There was always misfortune in any health care, and she understood how her illness had been unusual, but the number of serious accidents was "mind-boggling".
Having raised her concerns, she had relaxed and was confident that some of these developments involved issues of concern raised including information for commissions. record and record participants. But, she was still wondering whether short staff and workers were at the heart of the problem.
Today, although her bones suffer her backbones, her skull, her ribs and her palms – "I am sorry to count now" – Yeoman stands for philosophy. , surrounded by energetic people, laughing happily and capturing life with each hand.

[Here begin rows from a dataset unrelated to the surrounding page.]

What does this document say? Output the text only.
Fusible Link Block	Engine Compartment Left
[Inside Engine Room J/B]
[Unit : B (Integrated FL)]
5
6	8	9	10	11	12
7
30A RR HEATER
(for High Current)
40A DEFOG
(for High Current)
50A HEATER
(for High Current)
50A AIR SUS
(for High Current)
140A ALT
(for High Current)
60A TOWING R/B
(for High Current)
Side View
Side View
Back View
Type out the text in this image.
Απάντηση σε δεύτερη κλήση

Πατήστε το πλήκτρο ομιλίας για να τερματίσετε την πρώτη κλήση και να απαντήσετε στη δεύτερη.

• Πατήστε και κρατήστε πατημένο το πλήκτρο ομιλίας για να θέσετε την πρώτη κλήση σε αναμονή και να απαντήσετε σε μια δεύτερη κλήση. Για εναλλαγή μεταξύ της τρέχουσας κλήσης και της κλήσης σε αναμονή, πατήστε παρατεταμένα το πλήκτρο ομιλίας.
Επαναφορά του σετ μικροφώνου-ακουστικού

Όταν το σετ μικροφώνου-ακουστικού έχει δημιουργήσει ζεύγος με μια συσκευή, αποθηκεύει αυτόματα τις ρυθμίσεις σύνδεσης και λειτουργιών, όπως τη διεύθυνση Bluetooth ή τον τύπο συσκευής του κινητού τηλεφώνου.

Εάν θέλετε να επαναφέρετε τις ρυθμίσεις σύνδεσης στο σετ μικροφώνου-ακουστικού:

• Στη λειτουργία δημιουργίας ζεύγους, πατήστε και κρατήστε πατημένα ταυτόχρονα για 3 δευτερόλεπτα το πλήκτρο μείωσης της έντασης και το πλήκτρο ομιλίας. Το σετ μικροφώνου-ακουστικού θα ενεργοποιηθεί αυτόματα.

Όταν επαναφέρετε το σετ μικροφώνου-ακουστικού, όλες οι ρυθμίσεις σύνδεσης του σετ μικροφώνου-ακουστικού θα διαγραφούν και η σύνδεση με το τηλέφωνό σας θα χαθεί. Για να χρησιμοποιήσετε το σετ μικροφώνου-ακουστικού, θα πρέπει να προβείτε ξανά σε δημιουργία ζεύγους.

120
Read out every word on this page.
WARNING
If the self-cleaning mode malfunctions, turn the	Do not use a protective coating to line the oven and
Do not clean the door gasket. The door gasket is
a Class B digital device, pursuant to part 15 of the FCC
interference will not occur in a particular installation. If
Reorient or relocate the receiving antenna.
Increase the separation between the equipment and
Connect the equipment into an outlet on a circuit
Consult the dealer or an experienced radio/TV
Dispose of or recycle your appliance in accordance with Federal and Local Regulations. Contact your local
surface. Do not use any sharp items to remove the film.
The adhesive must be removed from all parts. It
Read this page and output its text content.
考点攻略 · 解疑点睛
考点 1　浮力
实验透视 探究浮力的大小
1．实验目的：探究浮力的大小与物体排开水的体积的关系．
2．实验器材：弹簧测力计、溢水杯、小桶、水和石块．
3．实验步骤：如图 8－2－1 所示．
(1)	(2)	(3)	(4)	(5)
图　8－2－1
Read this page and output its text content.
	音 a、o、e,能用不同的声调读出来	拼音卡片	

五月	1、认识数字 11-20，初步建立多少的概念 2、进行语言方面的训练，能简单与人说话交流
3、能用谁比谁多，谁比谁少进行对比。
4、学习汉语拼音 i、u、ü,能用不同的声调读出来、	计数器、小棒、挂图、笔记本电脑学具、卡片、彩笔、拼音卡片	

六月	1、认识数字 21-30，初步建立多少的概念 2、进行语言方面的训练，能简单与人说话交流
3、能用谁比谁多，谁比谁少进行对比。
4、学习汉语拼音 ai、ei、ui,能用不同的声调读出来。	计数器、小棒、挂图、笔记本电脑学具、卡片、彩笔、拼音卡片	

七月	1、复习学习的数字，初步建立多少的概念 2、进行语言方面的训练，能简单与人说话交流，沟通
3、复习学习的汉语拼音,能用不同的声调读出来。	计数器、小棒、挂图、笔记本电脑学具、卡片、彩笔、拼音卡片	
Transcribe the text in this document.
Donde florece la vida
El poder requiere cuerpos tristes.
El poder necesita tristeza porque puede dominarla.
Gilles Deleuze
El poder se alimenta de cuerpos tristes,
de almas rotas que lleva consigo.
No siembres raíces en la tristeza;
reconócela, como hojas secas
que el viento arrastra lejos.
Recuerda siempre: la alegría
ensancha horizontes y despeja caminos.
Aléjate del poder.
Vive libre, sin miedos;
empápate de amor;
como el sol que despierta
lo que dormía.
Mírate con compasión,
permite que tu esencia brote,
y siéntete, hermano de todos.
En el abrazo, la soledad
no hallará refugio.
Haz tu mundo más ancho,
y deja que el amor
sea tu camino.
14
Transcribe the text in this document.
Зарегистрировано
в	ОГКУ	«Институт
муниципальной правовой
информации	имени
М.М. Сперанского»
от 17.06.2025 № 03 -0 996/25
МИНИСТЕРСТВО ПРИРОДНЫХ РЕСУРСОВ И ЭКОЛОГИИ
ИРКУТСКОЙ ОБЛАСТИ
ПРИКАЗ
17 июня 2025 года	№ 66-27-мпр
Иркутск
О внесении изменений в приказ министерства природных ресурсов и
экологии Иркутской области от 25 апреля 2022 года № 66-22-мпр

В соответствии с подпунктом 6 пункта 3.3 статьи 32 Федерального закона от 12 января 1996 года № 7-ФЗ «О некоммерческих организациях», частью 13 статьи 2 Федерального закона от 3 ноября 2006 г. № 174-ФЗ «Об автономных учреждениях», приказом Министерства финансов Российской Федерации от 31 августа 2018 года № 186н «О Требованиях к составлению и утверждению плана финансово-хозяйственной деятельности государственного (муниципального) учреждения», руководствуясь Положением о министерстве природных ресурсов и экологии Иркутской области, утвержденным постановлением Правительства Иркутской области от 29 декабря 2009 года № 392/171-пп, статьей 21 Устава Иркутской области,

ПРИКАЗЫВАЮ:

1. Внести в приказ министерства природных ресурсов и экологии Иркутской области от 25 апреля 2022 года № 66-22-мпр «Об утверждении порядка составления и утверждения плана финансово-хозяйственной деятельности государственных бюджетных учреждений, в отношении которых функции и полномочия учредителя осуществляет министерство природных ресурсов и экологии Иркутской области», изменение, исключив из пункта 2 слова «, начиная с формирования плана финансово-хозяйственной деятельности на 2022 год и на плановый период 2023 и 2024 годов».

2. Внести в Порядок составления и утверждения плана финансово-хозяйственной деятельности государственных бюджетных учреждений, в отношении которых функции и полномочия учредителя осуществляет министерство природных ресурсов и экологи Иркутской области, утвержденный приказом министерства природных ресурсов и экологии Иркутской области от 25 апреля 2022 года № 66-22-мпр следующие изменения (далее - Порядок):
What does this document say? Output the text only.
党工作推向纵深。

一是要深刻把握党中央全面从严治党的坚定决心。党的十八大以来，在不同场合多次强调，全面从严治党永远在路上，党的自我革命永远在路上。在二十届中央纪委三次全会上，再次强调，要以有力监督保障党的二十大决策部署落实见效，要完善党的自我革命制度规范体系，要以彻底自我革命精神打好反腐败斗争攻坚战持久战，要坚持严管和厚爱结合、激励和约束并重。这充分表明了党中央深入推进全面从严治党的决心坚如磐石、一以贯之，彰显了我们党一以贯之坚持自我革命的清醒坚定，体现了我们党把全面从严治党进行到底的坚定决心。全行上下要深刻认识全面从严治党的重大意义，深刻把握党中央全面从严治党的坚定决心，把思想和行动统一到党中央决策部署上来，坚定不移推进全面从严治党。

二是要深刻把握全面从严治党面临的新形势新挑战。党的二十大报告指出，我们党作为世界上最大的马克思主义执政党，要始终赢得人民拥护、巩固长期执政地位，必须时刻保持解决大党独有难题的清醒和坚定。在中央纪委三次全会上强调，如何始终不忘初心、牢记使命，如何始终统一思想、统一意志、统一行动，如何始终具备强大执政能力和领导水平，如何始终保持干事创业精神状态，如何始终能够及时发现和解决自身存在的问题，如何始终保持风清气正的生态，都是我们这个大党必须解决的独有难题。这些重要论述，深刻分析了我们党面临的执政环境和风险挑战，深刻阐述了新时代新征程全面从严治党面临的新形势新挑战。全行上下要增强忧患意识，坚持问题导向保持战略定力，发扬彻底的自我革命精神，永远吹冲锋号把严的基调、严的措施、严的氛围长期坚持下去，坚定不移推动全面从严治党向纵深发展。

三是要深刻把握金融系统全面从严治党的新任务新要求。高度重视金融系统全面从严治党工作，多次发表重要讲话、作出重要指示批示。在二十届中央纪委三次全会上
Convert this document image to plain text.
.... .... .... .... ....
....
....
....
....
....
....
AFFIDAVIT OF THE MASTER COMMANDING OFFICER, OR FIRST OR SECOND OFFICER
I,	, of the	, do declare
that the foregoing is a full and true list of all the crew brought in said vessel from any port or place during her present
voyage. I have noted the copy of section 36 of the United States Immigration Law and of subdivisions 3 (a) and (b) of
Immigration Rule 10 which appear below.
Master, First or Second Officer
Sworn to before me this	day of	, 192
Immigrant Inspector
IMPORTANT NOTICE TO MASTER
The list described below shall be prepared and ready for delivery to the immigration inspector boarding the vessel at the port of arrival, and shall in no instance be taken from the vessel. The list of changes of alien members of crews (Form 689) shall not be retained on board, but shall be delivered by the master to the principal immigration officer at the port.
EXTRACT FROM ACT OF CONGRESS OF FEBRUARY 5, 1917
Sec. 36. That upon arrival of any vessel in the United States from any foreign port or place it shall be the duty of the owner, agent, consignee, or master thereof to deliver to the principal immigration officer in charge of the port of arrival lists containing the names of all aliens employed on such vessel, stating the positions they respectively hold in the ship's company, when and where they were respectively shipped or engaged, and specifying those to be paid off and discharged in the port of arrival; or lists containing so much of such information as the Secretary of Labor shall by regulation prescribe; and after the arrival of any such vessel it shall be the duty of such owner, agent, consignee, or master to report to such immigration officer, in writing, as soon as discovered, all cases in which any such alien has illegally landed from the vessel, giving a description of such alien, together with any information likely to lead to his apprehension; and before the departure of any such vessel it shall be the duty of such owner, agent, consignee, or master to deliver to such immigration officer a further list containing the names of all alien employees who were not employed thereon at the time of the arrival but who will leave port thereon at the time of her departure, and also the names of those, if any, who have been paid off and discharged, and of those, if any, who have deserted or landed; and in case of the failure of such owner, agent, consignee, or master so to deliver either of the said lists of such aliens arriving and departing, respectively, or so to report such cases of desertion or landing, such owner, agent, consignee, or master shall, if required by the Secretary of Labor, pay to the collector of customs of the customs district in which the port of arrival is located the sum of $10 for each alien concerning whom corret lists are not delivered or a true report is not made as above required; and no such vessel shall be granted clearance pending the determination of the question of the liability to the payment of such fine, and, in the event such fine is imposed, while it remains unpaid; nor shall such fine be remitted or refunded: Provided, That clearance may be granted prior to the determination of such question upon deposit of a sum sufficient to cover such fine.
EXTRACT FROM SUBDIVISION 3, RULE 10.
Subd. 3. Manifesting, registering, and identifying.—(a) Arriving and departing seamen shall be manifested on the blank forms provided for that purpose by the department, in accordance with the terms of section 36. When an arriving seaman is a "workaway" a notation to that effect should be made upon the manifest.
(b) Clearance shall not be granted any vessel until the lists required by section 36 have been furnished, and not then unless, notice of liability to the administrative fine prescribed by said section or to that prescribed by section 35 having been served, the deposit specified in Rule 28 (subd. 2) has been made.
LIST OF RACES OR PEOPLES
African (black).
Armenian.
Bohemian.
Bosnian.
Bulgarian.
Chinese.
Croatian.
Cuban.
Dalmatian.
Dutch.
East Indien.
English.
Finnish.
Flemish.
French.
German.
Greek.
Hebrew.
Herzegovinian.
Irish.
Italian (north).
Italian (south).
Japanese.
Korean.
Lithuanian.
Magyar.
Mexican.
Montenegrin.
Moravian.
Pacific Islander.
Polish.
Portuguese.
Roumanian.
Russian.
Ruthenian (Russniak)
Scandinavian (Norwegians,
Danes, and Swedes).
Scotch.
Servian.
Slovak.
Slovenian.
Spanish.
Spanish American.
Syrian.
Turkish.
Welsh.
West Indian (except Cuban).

"My eye is still hopeful, but it is actually getting more complex and I am now going to make up a new area. But I am encouraging health professionals to be nervous about being open, transparent and honest, I think most of us understand that we are prepared to make forgiveness and movement and we know that we are like ourselves, we are all human.
“I have been sure of the power of honest information and my apology. In the life I am discovering, these are key to my recovery and treatment. "
It is maintained by a strong Christian faith, believing that its life is in the hands of God.
“For me, I mean I'm safe. Whatever happens eventually I will be safe. "
Last year she and her husband Selwyn embarked on a 12-week tour of the country, who still loves teaching, and takes on the wonderful support from her friends, friends, church and place-name. It's a big and busy job. She has seven other children, one of six children and ten children. She is continuing to appreciate the continuing expertise of the physiology department and also receive the support and encouragement of the organization to train the Beyond Breast Cancer (Expinkt) exercise at the University of Otago.
I sometimes have hard times and tears but I am always amazed by the fact that human ability is breathing and releasing when emergency strikes, bad news or blows are hitting. -starting.
She does not expect her life to be totally ahead of her but “when there is a choice, choose life”.
Natalie Yeoman's new book is coming out this year called A Maze of Grace, which has been published by Cuba Press.